Aussitôt que les animaux commencent à sentir leurs forces, ils les emploient régulièrement, c'est-à-dire d'une manière qui ne leur soit point nuisible à eux-mêmes. Il est curieux en effet de voir comment, par exemple, les jeunes hirondelles, à peine sorties de leur œuf et encore aveugles, savent s'arranger de manière à faire tomber leurs excréments hors de leur nid. Les animaux n'ont donc pas besoin d'être soignés, enveloppés, réchauffés et conduits, ou protégés. La plupart demandent, il est vrai, de la pâture, mais non des soins. Par soins, il faut entendre les précautions que prennent les parents pour empêcher leurs enfants de faire de leurs forces un usage nuisible. Si, par exemple, un animal, en venant au monde, criait comme le font les enfants, il deviendrait infailliblement la proie des loups et des autres bêtes sauvages qui seraient attirées par ses cris.
La discipline nous fait passer de l'état animal à celui d'homme. Un animal est par son instinct même tout ce qu'il peut être ; une raison étrangère a pris d'avance pour lui tous les soins indispensables. Mais l'homme a besoin de sa propre raison. Il n'a pas d’instinct, et il faut qu'il se fasse à lui-même son plan de conduite. Mais, comme il n'en est pas immédiatement capable, et qu'il arrive dans le monde à l'état sauvage, il a besoin du secours des autres.

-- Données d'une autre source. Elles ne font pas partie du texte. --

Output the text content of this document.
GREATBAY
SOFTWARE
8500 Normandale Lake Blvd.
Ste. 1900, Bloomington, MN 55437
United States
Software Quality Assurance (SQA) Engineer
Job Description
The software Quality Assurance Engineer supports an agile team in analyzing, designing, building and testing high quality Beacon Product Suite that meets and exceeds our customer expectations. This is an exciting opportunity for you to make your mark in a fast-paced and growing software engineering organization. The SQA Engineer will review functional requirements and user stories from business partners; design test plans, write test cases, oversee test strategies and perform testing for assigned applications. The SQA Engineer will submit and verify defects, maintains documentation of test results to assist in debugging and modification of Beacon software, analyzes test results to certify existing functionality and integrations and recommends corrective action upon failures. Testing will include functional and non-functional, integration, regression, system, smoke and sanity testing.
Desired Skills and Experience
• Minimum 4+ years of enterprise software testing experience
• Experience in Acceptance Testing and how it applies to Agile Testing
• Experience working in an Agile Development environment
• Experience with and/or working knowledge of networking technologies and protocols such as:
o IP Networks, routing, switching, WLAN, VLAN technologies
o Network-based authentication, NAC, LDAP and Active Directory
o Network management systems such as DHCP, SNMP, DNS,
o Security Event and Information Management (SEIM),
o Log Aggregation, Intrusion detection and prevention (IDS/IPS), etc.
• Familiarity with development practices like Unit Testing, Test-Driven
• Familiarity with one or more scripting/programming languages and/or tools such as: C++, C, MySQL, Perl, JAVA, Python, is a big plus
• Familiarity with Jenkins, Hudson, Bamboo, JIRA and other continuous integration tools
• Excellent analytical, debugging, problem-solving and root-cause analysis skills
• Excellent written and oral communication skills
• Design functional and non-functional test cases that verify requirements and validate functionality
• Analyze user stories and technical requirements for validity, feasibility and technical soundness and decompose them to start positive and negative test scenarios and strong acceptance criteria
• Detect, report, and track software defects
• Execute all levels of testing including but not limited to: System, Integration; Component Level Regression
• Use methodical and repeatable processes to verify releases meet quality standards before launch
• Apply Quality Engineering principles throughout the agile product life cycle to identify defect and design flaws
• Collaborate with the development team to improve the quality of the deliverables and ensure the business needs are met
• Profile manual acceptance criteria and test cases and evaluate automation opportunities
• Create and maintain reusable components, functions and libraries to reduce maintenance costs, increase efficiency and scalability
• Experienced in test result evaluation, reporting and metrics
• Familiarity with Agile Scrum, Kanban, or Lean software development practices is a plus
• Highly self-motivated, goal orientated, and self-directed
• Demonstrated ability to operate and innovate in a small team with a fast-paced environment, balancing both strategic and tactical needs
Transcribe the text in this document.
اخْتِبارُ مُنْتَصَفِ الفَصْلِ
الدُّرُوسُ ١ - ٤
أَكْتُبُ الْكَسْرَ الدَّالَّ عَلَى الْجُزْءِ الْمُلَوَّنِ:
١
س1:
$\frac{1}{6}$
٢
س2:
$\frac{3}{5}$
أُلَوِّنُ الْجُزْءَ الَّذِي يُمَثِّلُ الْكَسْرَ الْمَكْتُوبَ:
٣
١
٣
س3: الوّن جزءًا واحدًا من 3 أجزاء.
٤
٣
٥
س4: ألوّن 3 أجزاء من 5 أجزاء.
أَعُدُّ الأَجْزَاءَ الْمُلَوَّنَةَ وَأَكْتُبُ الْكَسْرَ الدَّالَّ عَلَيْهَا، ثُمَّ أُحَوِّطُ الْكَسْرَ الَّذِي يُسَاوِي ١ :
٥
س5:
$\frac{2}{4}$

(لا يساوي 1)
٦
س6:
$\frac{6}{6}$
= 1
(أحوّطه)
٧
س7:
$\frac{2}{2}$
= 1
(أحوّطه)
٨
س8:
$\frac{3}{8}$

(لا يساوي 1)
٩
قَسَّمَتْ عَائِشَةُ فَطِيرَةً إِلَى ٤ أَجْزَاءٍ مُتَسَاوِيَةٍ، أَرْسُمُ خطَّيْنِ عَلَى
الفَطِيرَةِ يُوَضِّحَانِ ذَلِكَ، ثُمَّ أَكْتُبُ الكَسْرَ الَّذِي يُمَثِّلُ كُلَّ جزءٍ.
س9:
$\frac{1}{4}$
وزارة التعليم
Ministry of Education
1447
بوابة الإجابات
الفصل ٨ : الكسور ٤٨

L'espèce humaine est obligée de tirer peu à peu d'elle-même par ses propres efforts toutes les qualités naturelles qui appartiennent à l'humanité. Une génération fait l'éducation de l'autre. On en peut chercher le premier commencement dans un état sauvage ou dans un état parfait de civilisation ; mais, dans ce second cas, il faut encore admettre que l'homme est retombé ensuite à l'état sauvage et dans la barbarie.
La discipline empêche l'homme de se laisser détourner de sa destination, de l'humanité, par ses penchants brutaux. Il faut, par exemple, qu'elle le modèle, afin qu'il ne se jette pas dans le danger comme un farouche ou un étourdi. Mais la discipline est purement négative, car elle se borne à dépouiller l'homme de sa sauvagerie ; l'instruction au contraire est la partie positive de l'éducation."
Kant, Réflexions sur l'éducation (publiées en 1803 par son disciple Rink), traduit de l'allemand par Alexis Philonenko, Vrin, 1967, p. 69-71, nouvelle éd. 2004.
"Il n'y a personne qui, ayant été négligé dans sa jeunesse, ne soit capable d'apercevoir dans l'âge mûr en quoi il a été négligé, qu'il s'agisse de discipline ou de culture (car on peut nommer ainsi l’instruction). Celui qui n’est pas cultivé est brut, celui qui n'est pas discipliné est sauvage. Le défaut de discipline est un mal bien plus grand que le défaut de culture, car celui-ci peut se réparer plus tard ; mais la sauvagerie ne peut plus être chassée et une erreur dans la discipline ne peut être comblée.. Il est possible que l’éducation devienne toujours meilleure et que chaque génération, à son tour, fasse un pas de plus vers le perfectionnement de l’humanité ; car c’est au fond de l’éducation que gît le grand secret de la nature humaine. Dès maintenant on peut marcher dans cette voie. Car ce n’est que maintenant que l’on commence à juger correctement et à saisir clairement ce qui est véritablement nécessaire à une bonne éducation. C’est une chose enthousiasmante de penser que la nature humaine sera toujours mieux développée par l’éducation et que l’on peut parvenir à donner à cette dernière une forme qui convienne à l’humanité. Ceci nous ouvre une perspective sur une future espèce humaine plus heureuse."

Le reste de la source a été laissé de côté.